Selain bangunan masjid, karya seni rupa Indonesia Islam-kuno yang
lain juga tidak begitu menonjol jika dibandingkan dengan yang dihasilkan di
luar Indonesia. Misalnya karya seni
permadani yang begitu terkenal dalam kesenian Islam di Mesir dan Parsi hampir
tidak dikenal di Indonesia. Karya seni
kaligrafi Islam di Indonesia juga tidak sekaya hasil karya seni kaligrafi Parsi
dan India yang pada setiap zaman menunjukkan tanda-tanda perkembangan. Karya seni dekoratif lainnya yang masih
meneruskan tradisi seni zaman Hindu, secara kronologgis juga sulit ditentukan
perkembangannya.
Untuk mengadakan pembagian sejarah seni rupa
Indonesia-Islam secara kronologis masih diperlukan penelitian dan pencatatan
yang teratur dan terus menerus. Usaha
penulisan karya seni rupa Indonesia-Islam sampai sekarang masih berdasarkan
data-data spesifikasi tiap jenis karya seni rupa yang ada di setiap
daerah. Jadi semacam tinjauan karya seni
rupa Islam setempat seperti yang terdapat di Sumatra, Jawa, Madura, Sulawesi
dan daerah lainnya.
Gaya Seni
Seperti yang telah dikemukakan di depan pembentukan
kebudayaan di negara-negara Islam berdasarkan toleransi Islam adalah untuk
menyesuaikan diri dengan kebudayaan setempat.

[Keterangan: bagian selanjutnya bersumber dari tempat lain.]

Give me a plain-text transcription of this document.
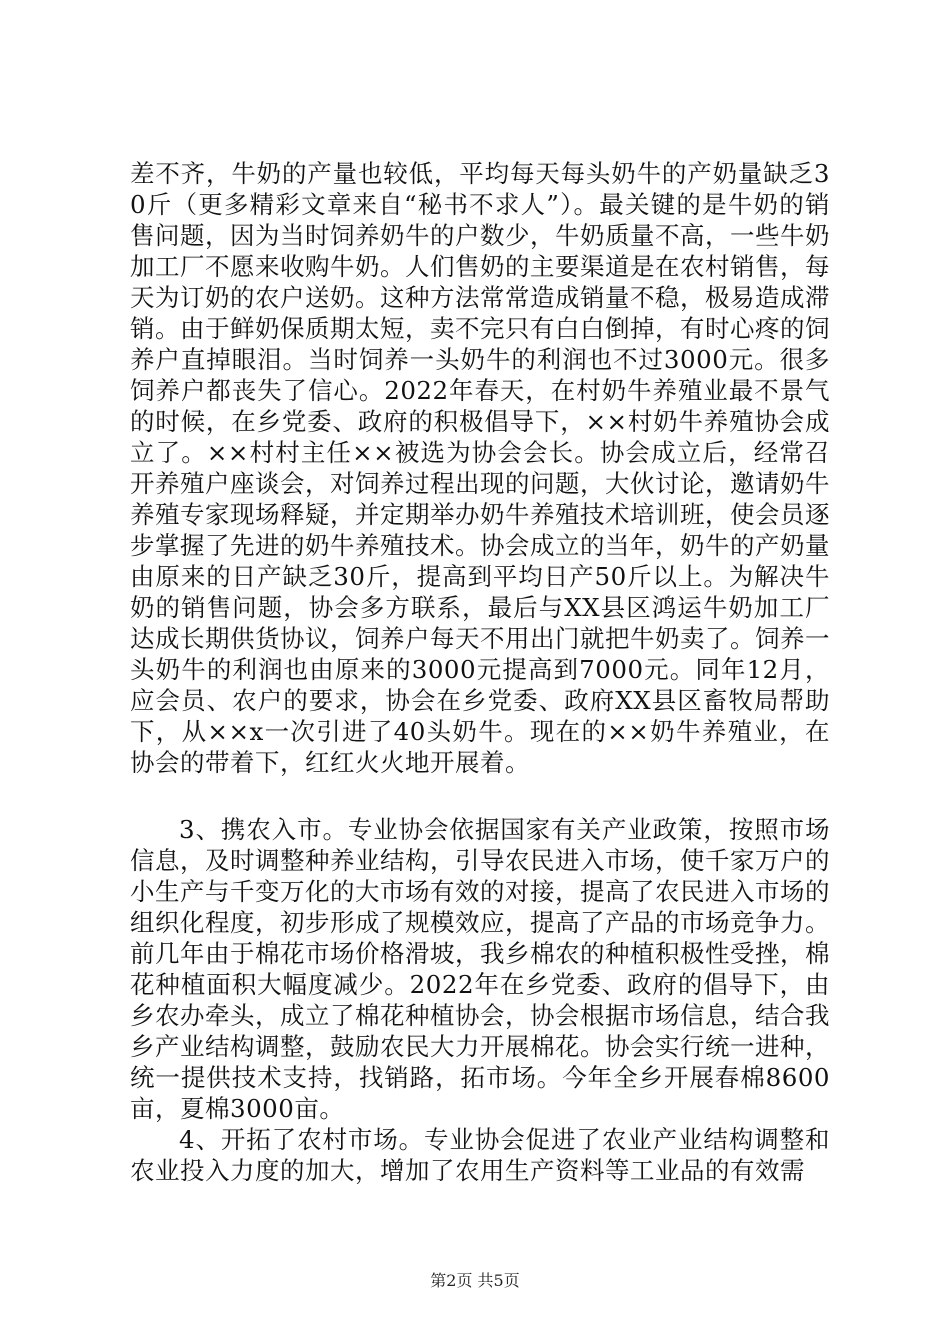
差不齐，牛奶的产量也较低，平均每天每头奶牛的产奶量缺乏30斤（更多精彩文章来自“秘书不求人”）。最关键的是牛奶的销售问题，因为当时饲养奶牛的户数少，牛奶质量不高，一些牛奶加工厂不愿来收购牛奶。人们售奶的主要渠道是在农村销售，每天为订奶的农户送奶。这种方法常常造成销量不稳，极易造成滞销。由于鲜奶保质期太短，卖不完只有白白倒掉，有时心疼的饲养户直掉眼泪。当时饲养一头奶牛的利润也不过3000元。很多饲养户都丧失了信心。2022年春天，在村奶牛养殖业最不景气的时候，在乡党委、政府的积极倡导下，××村奶牛养殖协会成立了。××村村主任××被选为协会会长。协会成立后，经常召开养殖户座谈会，对饲养过程出现的问题，大伙讨论，邀请奶牛养殖专家现场释疑，并定期举办奶牛养殖技术培训班，使会员逐步掌握了先进的奶牛养殖技术。协会成立的当年，奶牛的产奶量由原来的日产缺乏30斤，提高到平均日产50斤以上。为解决牛奶的销售问题，协会多方联系，最后与XX县区鸿运牛奶加工厂达成长期供货协议，饲养户每天不用出门就把牛奶卖了。饲养一头奶牛的利润也由原来的3000元提高到7000元。同年12月，应会员、农户的要求，协会在乡党委、政府XX县区畜牧局帮助下，从××x一次引进了40头奶牛。现在的××奶牛养殖业，在协会的带着下，红红火火地开展着。

3、携农入市。专业协会依据国家有关产业政策，按照市场信息，及时调整种养业结构，引导农民进入市场，使千家万户的小生产与千变万化的大市场有效的对接，提高了农民进入市场的组织化程度，初步形成了规模效应，提高了产品的市场竞争力。前几年由于棉花市场价格滑坡，我乡棉农的种植积极性受挫，棉花种植面积大幅度减少。2022年在乡党委、政府的倡导下，由乡农办牵头，成立了棉花种植协会，协会根据市场信息，结合我乡产业结构调整，鼓励农民大力开展棉花。协会实行统一进种，统一提供技术支持，找销路，拓市场。今年全乡开展春棉8600亩，夏棉3000亩。

4、开拓了农村市场。专业协会促进了农业产业结构调整和农业投入力度的加大，增加了农用生产资料等工业品的有效需

第2页 共5页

Berbagai gaya seni rupa Islam di dunia adalah bukti adanya toleransi
tersebut. Perkembangan seni rupa Islam
di tiap negara melahirkan berbagai gaya yang dalam urutan waktu selalu
berubah. Perubahan gaya seni rupa
seperti ini sukar diikuti pada perkembangan seni rupa Islam di Indonesia. Sebutan gaya seni Islam di Indonesia adalah
untuk membedakan gaya seni rupa Islam di negara-negara luar Indonesia.
Penggunaan motif tumbuh-tumbuhandengan stilasi
bentuk berdasarkan pola hias yang padat dan penuh adalah gaya seni hias
Islam-kuno di Indonesia yang dapat dibedakan dengan gaya seni hias di negara
lain. Gaya seni hias yang bersumber pada
seni Majapahit inilah yang menjadi ciri dari seni hias Islam- kuno di Indonesia yang tampak pada bangunan dan benda
pakai. Tradisi arsitektur Majapahi juga
menjadi sumber pembentukan gaya arsitektur Islam-kuno di Indonesia, khususnya
pada zaman Wali. Tradisi seni bangunan
kayu meletakkan bentuk dasar bangunan masjid kuno dengan gaya yang khas yang
dapat dibedakan dengan gaya arsitektur dari zaman batu.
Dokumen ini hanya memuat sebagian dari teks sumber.